There were honey bees at the Bee Garden, and lots of native plants in flower. The pigs were loud, and there were lots of birds. The Black Widow Barn was looking pretty cleaned up, with lots less junk about, but plenty of logs to roll with mucho gusto. We found some tenebrionid beetles, a house centipede, and a black widow, among other things. The EC Garden was fascinating and full of surprises, from the giant agave to the large thistle (wild artichoke?) to the outdoor cats.

The agenda for next class

For next Tuesday, we will stay in the classroom. I think we will continue our transition toward developing more structured questions, hypotheses and experiments from our observations and ideas. It is great that we all have a common base of field time to build on, as we will probably spend more time in the coming week looking at the literature. In general, people wanted to continue doing library research free-form over the weekend, but I anticipate that we will likely start forming small groups around a few ideas in the coming week, and doing more structured research.
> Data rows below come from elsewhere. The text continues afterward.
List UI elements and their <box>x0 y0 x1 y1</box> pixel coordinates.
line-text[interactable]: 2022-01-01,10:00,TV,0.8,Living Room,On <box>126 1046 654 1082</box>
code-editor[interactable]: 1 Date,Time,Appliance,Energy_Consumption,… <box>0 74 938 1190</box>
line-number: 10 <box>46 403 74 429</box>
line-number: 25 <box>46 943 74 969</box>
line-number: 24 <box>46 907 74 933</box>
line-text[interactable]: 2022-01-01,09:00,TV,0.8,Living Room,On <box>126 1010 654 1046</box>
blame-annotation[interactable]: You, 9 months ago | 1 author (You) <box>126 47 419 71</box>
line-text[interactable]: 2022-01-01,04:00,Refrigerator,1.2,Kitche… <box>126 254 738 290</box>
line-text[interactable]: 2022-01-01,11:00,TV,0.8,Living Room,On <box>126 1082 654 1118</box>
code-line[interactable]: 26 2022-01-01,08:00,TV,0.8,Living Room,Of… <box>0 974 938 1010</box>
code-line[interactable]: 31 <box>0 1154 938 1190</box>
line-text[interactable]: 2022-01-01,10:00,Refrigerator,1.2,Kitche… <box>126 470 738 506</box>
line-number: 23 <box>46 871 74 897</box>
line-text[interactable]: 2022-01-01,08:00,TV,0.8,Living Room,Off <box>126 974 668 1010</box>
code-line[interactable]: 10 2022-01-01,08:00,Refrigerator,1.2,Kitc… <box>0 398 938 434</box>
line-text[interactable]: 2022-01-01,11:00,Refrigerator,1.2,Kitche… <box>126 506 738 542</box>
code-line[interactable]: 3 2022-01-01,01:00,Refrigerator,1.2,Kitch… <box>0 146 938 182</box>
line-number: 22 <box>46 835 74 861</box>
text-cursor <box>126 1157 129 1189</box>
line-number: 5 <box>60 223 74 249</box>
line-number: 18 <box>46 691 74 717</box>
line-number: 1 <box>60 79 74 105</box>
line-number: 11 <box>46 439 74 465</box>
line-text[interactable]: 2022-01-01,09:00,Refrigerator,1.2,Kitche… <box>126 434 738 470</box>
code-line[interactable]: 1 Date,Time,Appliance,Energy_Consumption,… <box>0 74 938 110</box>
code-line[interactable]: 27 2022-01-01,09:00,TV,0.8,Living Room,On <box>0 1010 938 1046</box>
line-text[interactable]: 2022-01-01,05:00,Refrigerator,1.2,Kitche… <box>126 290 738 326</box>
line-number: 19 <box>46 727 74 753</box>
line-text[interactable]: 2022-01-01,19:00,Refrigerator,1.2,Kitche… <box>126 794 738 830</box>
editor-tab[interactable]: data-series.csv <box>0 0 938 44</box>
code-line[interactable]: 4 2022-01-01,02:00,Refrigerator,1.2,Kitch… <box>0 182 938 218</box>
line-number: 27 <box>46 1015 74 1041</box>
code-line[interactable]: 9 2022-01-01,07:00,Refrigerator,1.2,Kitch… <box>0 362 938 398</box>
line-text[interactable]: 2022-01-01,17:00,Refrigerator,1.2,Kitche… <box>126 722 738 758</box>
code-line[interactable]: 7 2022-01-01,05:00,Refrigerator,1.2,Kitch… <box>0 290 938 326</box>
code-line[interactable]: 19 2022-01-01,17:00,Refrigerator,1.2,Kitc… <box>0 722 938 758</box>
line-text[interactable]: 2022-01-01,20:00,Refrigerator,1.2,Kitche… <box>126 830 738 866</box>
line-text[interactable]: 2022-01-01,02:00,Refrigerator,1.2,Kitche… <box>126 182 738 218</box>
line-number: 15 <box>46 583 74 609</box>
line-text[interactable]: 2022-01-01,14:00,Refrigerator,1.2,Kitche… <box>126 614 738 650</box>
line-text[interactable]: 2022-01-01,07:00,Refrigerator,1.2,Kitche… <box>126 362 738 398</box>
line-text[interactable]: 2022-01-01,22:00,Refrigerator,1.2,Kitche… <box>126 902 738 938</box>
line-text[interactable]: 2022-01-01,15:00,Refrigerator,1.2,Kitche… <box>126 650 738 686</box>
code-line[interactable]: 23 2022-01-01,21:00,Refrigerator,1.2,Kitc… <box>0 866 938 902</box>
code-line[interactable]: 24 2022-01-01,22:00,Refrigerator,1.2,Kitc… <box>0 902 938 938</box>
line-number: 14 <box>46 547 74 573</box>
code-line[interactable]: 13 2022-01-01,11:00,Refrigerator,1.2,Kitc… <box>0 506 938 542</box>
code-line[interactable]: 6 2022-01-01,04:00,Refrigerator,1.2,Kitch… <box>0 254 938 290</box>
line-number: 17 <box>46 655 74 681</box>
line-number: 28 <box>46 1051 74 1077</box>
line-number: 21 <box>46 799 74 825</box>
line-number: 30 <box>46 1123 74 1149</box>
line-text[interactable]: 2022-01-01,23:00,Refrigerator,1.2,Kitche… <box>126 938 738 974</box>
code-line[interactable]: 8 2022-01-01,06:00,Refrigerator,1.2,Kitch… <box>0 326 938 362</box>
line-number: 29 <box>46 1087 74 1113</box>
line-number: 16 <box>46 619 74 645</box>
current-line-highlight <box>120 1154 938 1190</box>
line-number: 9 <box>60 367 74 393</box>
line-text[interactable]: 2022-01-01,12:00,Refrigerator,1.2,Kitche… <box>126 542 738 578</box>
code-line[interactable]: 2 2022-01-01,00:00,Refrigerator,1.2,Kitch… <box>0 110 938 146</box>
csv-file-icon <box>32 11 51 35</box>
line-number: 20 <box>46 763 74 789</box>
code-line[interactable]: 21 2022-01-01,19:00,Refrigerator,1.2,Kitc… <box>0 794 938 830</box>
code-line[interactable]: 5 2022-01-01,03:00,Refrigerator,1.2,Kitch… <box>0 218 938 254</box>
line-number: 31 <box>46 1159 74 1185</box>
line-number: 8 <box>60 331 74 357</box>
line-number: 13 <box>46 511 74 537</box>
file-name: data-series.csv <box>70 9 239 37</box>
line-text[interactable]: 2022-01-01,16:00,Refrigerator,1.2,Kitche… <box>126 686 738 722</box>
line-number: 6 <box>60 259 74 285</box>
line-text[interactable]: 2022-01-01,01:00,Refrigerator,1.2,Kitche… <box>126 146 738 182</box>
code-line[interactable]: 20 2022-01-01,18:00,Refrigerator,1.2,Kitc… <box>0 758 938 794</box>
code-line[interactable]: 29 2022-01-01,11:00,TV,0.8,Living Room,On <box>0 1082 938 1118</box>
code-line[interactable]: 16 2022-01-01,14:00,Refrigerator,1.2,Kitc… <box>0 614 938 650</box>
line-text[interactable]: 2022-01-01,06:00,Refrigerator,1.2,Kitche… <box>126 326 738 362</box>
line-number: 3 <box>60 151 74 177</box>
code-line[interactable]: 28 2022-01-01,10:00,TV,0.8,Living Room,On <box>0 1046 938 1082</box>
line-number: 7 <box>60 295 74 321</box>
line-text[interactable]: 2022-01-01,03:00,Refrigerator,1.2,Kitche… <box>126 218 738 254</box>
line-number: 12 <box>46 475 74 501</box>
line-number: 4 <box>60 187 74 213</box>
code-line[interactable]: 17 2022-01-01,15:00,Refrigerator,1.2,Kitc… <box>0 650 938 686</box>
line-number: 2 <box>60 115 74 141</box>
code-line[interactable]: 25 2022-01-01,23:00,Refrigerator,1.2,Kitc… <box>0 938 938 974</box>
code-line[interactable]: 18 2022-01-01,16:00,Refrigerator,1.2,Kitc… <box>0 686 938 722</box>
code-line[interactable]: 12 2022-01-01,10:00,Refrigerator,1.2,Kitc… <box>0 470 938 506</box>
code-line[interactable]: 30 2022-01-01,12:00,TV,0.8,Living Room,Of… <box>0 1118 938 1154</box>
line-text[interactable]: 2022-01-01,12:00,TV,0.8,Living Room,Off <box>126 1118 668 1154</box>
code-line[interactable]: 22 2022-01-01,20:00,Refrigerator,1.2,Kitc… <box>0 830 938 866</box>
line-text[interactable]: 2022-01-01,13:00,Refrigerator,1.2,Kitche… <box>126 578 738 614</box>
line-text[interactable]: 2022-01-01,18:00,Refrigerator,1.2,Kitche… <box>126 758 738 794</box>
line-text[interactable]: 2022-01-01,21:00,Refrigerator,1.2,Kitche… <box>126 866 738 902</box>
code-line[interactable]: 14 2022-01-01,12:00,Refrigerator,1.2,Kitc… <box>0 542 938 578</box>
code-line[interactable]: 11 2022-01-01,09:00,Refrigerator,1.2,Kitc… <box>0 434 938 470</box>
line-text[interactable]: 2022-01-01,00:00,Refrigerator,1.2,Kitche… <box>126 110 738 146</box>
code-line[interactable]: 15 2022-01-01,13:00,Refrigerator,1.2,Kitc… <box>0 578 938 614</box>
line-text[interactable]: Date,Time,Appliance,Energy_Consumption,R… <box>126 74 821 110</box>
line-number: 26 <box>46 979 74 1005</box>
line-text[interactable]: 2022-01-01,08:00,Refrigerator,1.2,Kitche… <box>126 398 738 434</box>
If this is to be our last hurrah of wildly creative brainstorming, here are a few random prods to get you to think more creatively about potential project ideas:

  1. Think of an idea inspired by the music you are listening to.
  2. Think of an experiment that could be done on foot.
  3. Think of a project that would use museum specimens.
  4. Think of a project that happens mostly underground.
  5. Think of an experiment that could be done on a single tree.
  6. Think of an experiment that could be completed in 3 days or less.
  7. Think of a study that would use an Arduino or Raspberry Pi device.
  8. Think of a study that happens mostly in the dark.

If these prods get you thinking in new directions, great – run with that. If not, no worries – just move on, nothing to see here.

In the next couple weeks, we will start honing in on a short list of possible projects, and we’ll be doing more detailed research and analysis of each of those. More on that later. For now, have a good weekend!